Savannah River project in discussion after court ruling
AUGUSTA, Ga. - Leaders in a city in Georgia and another one in South Carolina are discussing the future of the New Savannah Bluff Lock and Dam after a federal judge blocked a plan to remove the structure.
The U.S. Army Corps of Engineers proposed replacing the lock and dam with a rock weir fish passage that would have dramatically lowered the pool of water in the Savannah River between Augusta, Georgia and North Augusta, South Carolina.
U.S. District Judge Richard Mark Gergel recently ruled that the plan did not adhere to a federal law, the Augusta Chronicle reported. The federal Water Infrastructure Improvements for the Nation Act of 2016 required the pool be maintained at the level it was when the law was enacted in December 2016. The Corps of Engineers can appeal the judge’s decision.

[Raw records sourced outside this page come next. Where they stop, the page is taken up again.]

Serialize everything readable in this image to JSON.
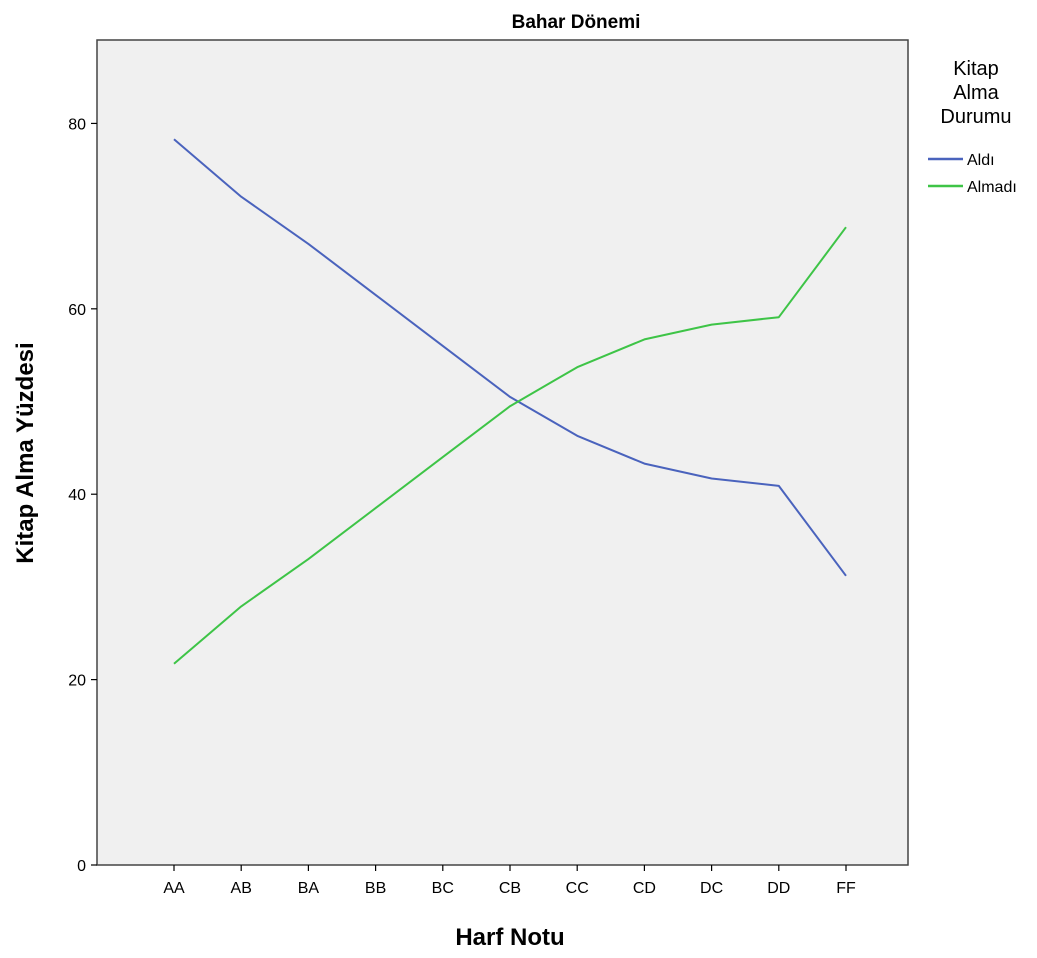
{
  "chart_data": {
    "type": "line",
    "title": "Bahar Dönemi",
    "xlabel": "Harf Notu",
    "ylabel": "Kitap Alma Yüzdesi",
    "categories": [
      "AA",
      "AB",
      "BA",
      "BB",
      "BC",
      "CB",
      "CC",
      "CD",
      "DC",
      "DD",
      "FF"
    ],
    "ylim": [
      0,
      89
    ],
    "yticks": [
      0,
      20,
      40,
      60,
      80
    ],
    "grid": false,
    "legend": {
      "title_lines": [
        "Kitap",
        "Alma",
        "Durumu"
      ],
      "placement": "right"
    },
    "series": [
      {
        "name": "Aldı",
        "color": "#4a63bd",
        "values": [
          78.3,
          72.1,
          67.0,
          61.5,
          56.0,
          50.5,
          46.3,
          43.3,
          41.7,
          40.9,
          31.2
        ]
      },
      {
        "name": "Almadı",
        "color": "#3ec447",
        "values": [
          21.7,
          27.9,
          33.0,
          38.5,
          44.0,
          49.5,
          53.7,
          56.7,
          58.3,
          59.1,
          68.8
        ]
      }
    ],
    "plot_background": "#f0f0f0"
  }
}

The two cities and the state of South Carolina opposed the engineers’ plan. Republican U.S. Rep. Rick Allen of Georgia said Augusta and North Augusta are in talks about the future of the structure.
“Both of our cities are initiating a process by which they are going to be very specific about what our needs are,” Allen said. “We are getting experts involved. We are going to do our own specifications on what we think is the right way to do it.”
Allen secured bipartisan support for a bill to repair the lock and dam and create a spawning habitat for endangered sturgeon in the river downstream from the structure, but opposition from environmental groups scuttled those plans. With the need to fund the federal government and potentially pass a new stimulus bill, passing the bill for the project could be difficult as the current Congress finishes its work, Allen said.